CoCoPro: dal 1 gennaio 2016 basta, solo contratti subordinati

Il Jobs Act ha definitivamente fatto uscire di scena i contratti di collaborazione di tipo “parasubordinato” CoCoPro a favore del tipico contratto “standard” dell’ordinamento italiano e cioè il contratto di lavoro subordinato.

Dallo scorso primo gennaio 2016, se un’azienda vuole avere in forza un lavoratore deve farlo con un contratto di lavoro di tipo subordinato a tempo indeterminato. Se poi il soggetto in questione era già stato precedentemente contrattualizzato con un contratto di collaborazione (CoCoPro), l’azienda potrà anche avvalersi del beneficio dell’estinzione degli illeciti amministrativi, contributivi e fiscali eventualmente connessi all’erronea qualificazione del rapporto di lavoro [1].

La norma [1], entrata in vigore il 25 giugno ed attuativa del Jobs Act, è intervenuta sui contratti di collaborazione (CoCoPro) e sulle c.d. “partite IVA” abrogando, in toto la normativa che li regolamentava [2].

In base a quanto disposto, dal 1 gennaio 2016 si applica la disciplina del rapporto di lavoro subordinato anche ai rapporti di collaborazione che si concretizzino in prestazioni di lavoro esclusivamente personali e continuative e le cui modalità di esecuzione sono organizzate dal committente “anche con riferimento ai tempi e al luogo di lavoro”.

Quindi, proprio in quelle situazioni in cui si ricorreva tipicamente al contratto di collaborazione CoCoPro, ora la legge prevede espressamente che si utilizzi il comune contratto di lavoro subordinato.

Esistono delle eccezioni ma sono solo residuali. Continuano a rimanere escluse: le collaborazioni regolamentate da accordi collettivi nazionali stipulati da associazioni sindacali comparativamente più rappresentative sul piano nazionale; le collaborazioni prestate nell’esercizio di professioni intellettuali per le quali è necessaria l’iscrizione in appositi albi professionali; le attività prestate nell’esercizio della loro funzione dai componenti degli organi di amministrazione e controllo delle società e dai partecipanti a collegi e commissioni; le prestazioni di lavoro rese a fini istituzionali in favore delle associazioni e società sportive dilettantistiche.

A decorrere dal 1 gennaio 2016, come detto, qualora l’azienda proceda all’assunzione con contratto di lavoro subordinato a tempo indeterminato (anche part-time) di soggetti già titolari di contratti di collaborazione CoCoPro ovvero di soggetti titolari di partita IVA, con i quali abbiano intrattenuto rapporti di lavoro autonomo, beneficerà dell’estinzione degli illeciti amministrativi, contributivi e fiscali connessi alla eventuale erronea qualificazione del rapporto di lavoro (con esclusione degli illeciti accertati in data antecedente l‘assunzione).

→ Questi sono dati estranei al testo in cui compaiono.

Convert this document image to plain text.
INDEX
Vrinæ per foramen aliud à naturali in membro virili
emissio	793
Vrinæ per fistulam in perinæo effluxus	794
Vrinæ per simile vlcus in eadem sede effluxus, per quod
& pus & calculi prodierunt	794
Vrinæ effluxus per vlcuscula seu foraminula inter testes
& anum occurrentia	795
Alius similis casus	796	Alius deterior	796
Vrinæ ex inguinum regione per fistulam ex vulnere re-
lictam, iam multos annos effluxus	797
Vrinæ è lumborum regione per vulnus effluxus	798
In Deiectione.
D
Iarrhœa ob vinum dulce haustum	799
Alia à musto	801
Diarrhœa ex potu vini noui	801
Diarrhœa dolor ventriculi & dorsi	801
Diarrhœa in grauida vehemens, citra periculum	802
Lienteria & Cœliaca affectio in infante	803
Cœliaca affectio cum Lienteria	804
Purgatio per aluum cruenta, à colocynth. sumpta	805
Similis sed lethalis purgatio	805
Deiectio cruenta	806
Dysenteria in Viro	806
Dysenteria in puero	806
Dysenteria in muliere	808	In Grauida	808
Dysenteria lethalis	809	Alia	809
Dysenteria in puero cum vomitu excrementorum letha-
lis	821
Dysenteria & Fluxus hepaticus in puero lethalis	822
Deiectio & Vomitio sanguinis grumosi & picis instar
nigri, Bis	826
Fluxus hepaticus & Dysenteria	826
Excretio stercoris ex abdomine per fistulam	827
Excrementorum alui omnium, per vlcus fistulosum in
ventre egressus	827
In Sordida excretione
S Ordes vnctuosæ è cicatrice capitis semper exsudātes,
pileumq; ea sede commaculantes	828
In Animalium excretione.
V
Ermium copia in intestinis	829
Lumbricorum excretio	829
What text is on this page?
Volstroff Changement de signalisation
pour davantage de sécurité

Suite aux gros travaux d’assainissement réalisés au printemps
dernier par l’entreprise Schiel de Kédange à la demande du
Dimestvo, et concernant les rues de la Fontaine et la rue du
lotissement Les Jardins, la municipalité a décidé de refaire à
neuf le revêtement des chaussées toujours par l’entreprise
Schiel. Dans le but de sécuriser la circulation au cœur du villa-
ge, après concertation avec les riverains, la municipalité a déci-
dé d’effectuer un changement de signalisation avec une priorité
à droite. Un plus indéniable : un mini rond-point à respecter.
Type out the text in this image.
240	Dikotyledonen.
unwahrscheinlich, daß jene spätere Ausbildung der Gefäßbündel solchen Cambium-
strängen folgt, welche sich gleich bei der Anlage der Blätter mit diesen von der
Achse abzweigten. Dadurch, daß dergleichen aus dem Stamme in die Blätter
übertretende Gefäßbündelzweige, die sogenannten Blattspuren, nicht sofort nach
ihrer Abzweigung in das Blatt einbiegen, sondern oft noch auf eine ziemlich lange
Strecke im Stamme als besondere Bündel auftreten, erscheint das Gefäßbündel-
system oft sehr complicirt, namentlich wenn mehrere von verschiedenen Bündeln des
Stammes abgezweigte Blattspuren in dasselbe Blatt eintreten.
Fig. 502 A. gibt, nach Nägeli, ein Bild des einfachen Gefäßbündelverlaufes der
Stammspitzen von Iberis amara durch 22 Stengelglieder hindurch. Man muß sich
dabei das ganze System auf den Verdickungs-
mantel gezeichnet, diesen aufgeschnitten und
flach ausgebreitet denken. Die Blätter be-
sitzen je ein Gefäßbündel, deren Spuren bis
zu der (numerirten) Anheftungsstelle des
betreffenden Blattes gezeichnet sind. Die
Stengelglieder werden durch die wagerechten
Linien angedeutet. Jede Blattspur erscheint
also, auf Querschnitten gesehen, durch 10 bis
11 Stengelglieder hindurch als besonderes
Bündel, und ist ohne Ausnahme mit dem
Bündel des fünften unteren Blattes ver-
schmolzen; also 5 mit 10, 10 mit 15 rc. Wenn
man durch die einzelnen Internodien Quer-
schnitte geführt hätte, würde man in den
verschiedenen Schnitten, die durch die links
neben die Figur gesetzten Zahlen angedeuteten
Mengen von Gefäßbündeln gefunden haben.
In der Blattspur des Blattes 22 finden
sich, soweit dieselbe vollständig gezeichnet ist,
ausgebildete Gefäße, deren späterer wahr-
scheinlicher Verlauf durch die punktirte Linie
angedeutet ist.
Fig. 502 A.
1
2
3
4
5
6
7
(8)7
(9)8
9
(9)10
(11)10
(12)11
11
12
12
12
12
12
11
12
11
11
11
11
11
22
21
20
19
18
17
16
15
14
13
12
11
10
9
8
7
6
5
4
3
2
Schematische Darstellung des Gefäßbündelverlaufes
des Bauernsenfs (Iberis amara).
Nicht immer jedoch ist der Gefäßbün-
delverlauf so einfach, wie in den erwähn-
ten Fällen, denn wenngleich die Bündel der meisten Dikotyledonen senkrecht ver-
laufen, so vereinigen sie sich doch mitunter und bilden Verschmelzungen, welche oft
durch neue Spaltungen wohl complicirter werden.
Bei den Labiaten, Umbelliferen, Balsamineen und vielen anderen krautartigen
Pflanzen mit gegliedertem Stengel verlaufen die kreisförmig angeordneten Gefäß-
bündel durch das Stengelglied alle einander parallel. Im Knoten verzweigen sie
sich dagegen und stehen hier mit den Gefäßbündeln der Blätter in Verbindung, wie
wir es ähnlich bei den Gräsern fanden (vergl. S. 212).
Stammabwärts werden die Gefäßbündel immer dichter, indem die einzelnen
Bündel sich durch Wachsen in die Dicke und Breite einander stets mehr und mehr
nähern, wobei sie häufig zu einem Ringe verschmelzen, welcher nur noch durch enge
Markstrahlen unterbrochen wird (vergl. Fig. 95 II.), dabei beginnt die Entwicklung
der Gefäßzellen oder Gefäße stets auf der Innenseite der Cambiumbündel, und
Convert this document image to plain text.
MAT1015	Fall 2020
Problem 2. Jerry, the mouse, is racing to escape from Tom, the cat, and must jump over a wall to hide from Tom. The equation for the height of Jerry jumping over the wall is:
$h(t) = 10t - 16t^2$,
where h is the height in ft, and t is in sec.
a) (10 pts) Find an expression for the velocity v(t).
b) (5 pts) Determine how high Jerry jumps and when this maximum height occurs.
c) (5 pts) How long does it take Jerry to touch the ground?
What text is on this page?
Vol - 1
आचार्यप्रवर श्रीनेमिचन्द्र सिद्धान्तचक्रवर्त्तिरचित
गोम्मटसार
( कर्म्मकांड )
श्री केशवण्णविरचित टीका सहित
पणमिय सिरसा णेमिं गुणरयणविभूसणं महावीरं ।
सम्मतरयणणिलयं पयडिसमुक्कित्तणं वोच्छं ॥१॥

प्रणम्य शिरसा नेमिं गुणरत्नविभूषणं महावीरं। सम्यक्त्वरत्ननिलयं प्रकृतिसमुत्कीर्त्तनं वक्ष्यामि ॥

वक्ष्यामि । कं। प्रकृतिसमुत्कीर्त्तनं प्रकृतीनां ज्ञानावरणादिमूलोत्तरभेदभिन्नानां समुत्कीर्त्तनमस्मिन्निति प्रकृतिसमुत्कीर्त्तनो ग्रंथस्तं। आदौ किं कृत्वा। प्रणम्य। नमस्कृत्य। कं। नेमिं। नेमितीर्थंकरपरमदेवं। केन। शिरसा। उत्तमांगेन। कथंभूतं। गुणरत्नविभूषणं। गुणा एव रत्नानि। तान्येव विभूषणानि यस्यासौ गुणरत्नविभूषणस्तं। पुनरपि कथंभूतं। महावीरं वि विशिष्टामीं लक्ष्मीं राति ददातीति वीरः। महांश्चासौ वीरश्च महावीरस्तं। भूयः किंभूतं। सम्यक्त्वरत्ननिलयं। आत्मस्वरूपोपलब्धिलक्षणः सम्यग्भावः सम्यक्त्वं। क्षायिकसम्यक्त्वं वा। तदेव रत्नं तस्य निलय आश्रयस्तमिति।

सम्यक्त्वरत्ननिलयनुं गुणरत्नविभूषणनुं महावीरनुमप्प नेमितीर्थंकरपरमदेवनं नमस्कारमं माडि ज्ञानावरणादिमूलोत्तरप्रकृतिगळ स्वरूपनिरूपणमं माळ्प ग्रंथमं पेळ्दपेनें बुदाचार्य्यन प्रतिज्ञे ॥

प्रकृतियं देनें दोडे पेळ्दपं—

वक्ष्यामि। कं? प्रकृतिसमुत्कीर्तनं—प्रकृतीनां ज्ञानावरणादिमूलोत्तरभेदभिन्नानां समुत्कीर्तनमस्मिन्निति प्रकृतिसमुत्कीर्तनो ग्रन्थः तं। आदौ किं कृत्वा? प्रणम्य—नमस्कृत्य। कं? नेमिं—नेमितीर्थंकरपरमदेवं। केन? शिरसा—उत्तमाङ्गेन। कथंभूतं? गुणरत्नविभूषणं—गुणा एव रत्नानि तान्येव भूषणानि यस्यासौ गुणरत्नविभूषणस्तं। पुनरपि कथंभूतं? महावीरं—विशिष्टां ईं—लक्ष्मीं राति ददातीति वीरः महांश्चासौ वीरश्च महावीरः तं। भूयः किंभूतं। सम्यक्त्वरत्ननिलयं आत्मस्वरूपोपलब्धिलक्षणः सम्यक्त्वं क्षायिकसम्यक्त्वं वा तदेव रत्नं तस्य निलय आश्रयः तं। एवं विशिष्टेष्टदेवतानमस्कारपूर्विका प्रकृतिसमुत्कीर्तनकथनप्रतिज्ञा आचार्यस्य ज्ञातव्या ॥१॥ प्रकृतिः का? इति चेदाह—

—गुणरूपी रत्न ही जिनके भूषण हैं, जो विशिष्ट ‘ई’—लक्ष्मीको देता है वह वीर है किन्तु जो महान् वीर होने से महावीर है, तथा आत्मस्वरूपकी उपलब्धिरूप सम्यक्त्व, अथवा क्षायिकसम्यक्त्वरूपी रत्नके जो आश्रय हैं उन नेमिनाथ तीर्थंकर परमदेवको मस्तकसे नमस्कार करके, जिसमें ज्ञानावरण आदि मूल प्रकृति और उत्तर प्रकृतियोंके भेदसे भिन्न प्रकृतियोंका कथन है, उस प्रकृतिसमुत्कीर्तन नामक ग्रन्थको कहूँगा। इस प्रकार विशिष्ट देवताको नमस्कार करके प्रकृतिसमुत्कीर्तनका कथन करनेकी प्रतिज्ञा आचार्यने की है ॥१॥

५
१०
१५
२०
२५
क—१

Affinché tali benefici vengano riconosciuti, deve essere sottoscritto un accordo di conciliazione in sede c.d. “protetta” (Commissione provinciale di conciliazione istituita presso la Direzione Territoriale del Lavoro, in Sede sindacale ex art. 411 c.p.c. ovvero presso le Commissioni di certificazione), in cui il prestatore di lavoro dichiara di non aver più nulla a pretendere relativamente all’intercorso rapporto di lavoro. Tale accordo diventa inoppugnabile al datore.

Nei dodici mesi successivi alle assunzioni, i datori di lavoro non potranno recedere dal rapporto di lavoro, salvo che per giusta causa ovvero per giustificato motivo soggettivo, pena la perdita dei benefici.

[1] D.Lgs. 15 giugno 2015, n. 81.

[2] D.Lgs. n. 276/2003, artt. dal 61 al 69-bis.